Nevus lipomatosus cutaneous superficialis (NLCS)
M 53, single soft nodule, left thigh
- Normal epidermis, mature adipose tissue in dermis, no encapsulation
Diagnosis: Nevus lipomatosus cutaneous superficialis (Dermolipoma)
Nevus lipomatosus cutaneous superficialis is a rare benign hamartoma characterized by the presence of mature adipose tissue in the dermis.
Clinically, the lesion may be classical type or solitary type. The classical type lesion consists of clusters of papules and nodules usually in the pelvic or gluteal areas occurring at birth or during childhood.
The solitary form occurs as a single dermal nodule or papule after age 20.
Microscopically, superficial and mid dermis show mature adipose tissue in between the dermal collagen. (Remember, normally there is no adipose tissue in the papillary and reticular dermis.)
DON’T GET CONFUSED WITH THE TERM NEVUS
Nevus (plural: nevi) is a nonspecific medical term for a visible, circumscribed, chronic lesion of the skin or mucosa. The term originates from naevus, which is Latin for “birthmark”.

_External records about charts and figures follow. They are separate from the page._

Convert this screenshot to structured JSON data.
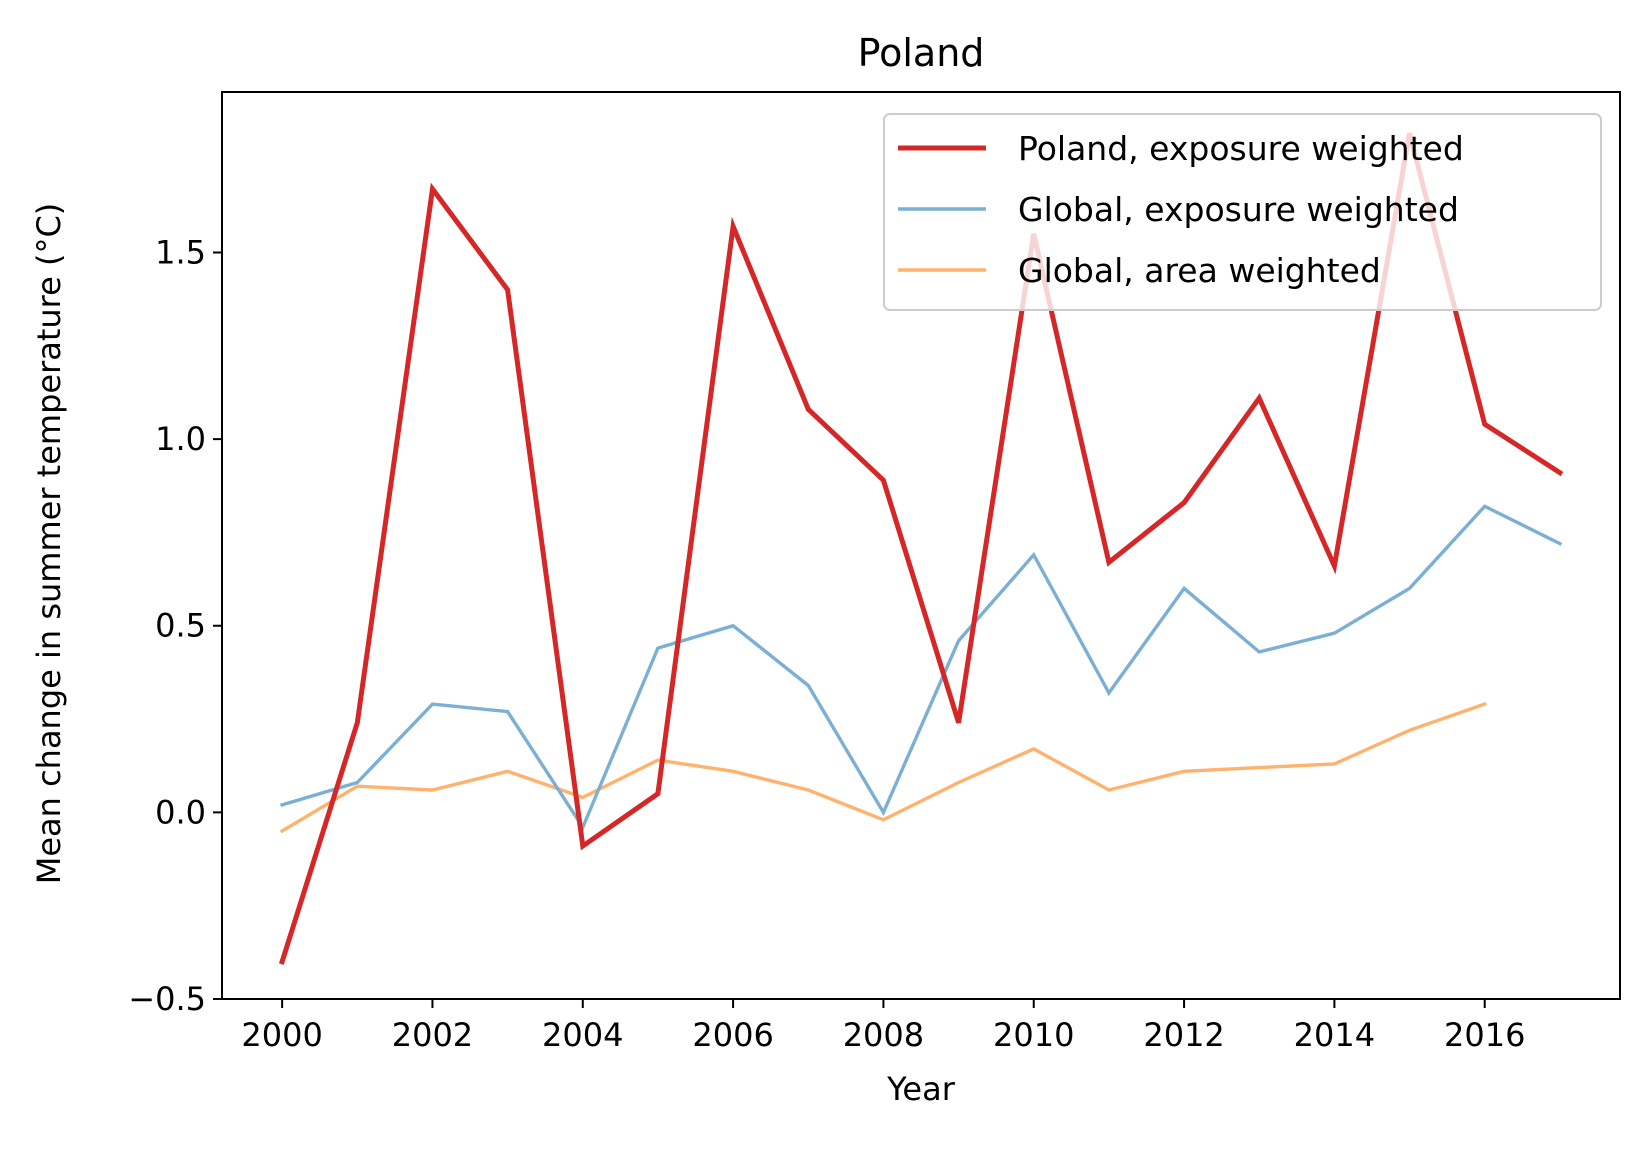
{
  "chart_data": {
    "type": "line",
    "title": "Poland",
    "xlabel": "Year",
    "ylabel": "Mean change in summer temperature (°C)",
    "xlim": [
      1999.2,
      2017.8
    ],
    "ylim": [
      -0.5,
      1.93
    ],
    "xticks": [
      2000,
      2002,
      2004,
      2006,
      2008,
      2010,
      2012,
      2014,
      2016
    ],
    "xtick_labels": [
      "2000",
      "2002",
      "2004",
      "2006",
      "2008",
      "2010",
      "2012",
      "2014",
      "2016"
    ],
    "yticks": [
      -0.5,
      0.0,
      0.5,
      1.0,
      1.5
    ],
    "ytick_labels": [
      "−0.5",
      "0.0",
      "0.5",
      "1.0",
      "1.5"
    ],
    "grid": false,
    "legend_position": "top-right",
    "series": [
      {
        "name": "Poland, exposure weighted",
        "color": "#d62728",
        "x": [
          2000,
          2001,
          2002,
          2003,
          2004,
          2005,
          2006,
          2007,
          2008,
          2009,
          2010,
          2011,
          2012,
          2013,
          2014,
          2015,
          2016,
          2017
        ],
        "y": [
          -0.4,
          0.24,
          1.67,
          1.4,
          -0.09,
          0.05,
          1.57,
          1.08,
          0.89,
          0.24,
          1.55,
          0.67,
          0.83,
          1.11,
          0.66,
          1.82,
          1.04,
          0.91
        ]
      },
      {
        "name": "Global, exposure weighted",
        "color": "#7bafd4",
        "x": [
          2000,
          2001,
          2002,
          2003,
          2004,
          2005,
          2006,
          2007,
          2008,
          2009,
          2010,
          2011,
          2012,
          2013,
          2014,
          2015,
          2016,
          2017
        ],
        "y": [
          0.02,
          0.08,
          0.29,
          0.27,
          -0.04,
          0.44,
          0.5,
          0.34,
          0.0,
          0.46,
          0.69,
          0.32,
          0.6,
          0.43,
          0.48,
          0.6,
          0.82,
          0.72
        ]
      },
      {
        "name": "Global, area weighted",
        "color": "#ffb26e",
        "x": [
          2000,
          2001,
          2002,
          2003,
          2004,
          2005,
          2006,
          2007,
          2008,
          2009,
          2010,
          2011,
          2012,
          2013,
          2014,
          2015,
          2016
        ],
        "y": [
          -0.05,
          0.07,
          0.06,
          0.11,
          0.04,
          0.14,
          0.11,
          0.06,
          -0.02,
          0.08,
          0.17,
          0.06,
          0.11,
          0.12,
          0.13,
          0.22,
          0.29
        ]
      }
    ]
  }
}
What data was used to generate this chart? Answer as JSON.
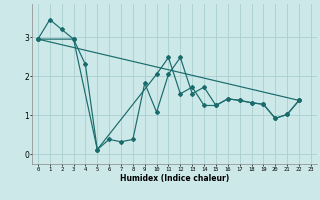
{
  "xlabel": "Humidex (Indice chaleur)",
  "background_color": "#cce8e8",
  "grid_color": "#aad0d0",
  "line_color": "#1a6b6b",
  "xlim": [
    -0.5,
    23.5
  ],
  "ylim": [
    -0.25,
    3.85
  ],
  "yticks": [
    0,
    1,
    2,
    3
  ],
  "xticks": [
    0,
    1,
    2,
    3,
    4,
    5,
    6,
    7,
    8,
    9,
    10,
    11,
    12,
    13,
    14,
    15,
    16,
    17,
    18,
    19,
    20,
    21,
    22,
    23
  ],
  "series1_x": [
    0,
    1,
    2,
    3,
    4,
    5,
    6,
    7,
    8,
    9,
    10,
    11,
    12,
    13,
    14,
    15,
    16,
    17,
    18,
    19,
    20,
    21,
    22
  ],
  "series1_y": [
    2.95,
    3.45,
    3.2,
    2.95,
    2.3,
    0.12,
    0.38,
    0.32,
    0.38,
    1.82,
    1.08,
    2.05,
    2.48,
    1.55,
    1.72,
    1.25,
    1.42,
    1.38,
    1.32,
    1.28,
    0.92,
    1.02,
    1.38
  ],
  "series2_x": [
    0,
    22
  ],
  "series2_y": [
    2.95,
    1.38
  ],
  "series3_x": [
    0,
    3,
    5,
    10,
    11,
    12,
    13,
    14,
    15,
    16,
    17,
    18,
    19,
    20,
    21,
    22
  ],
  "series3_y": [
    2.95,
    2.95,
    0.12,
    2.05,
    2.48,
    1.55,
    1.72,
    1.25,
    1.25,
    1.42,
    1.38,
    1.32,
    1.28,
    0.92,
    1.02,
    1.38
  ]
}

Melanocytic nevus is a specific lesion composed of nevus cells of melanocytic lineage whereas nevus lipomatous cutaneous superficialis is a specific lesion of superficial skin composed of lipocytes (adipocytes or fat cells).
Another thing to remember
Normally, there is no adipocytes in the dermis, but fat cells are the predominant cells of the subcutis. That’s why you may see lipoma or angiolipoma in the subcutis, but not in the dermis.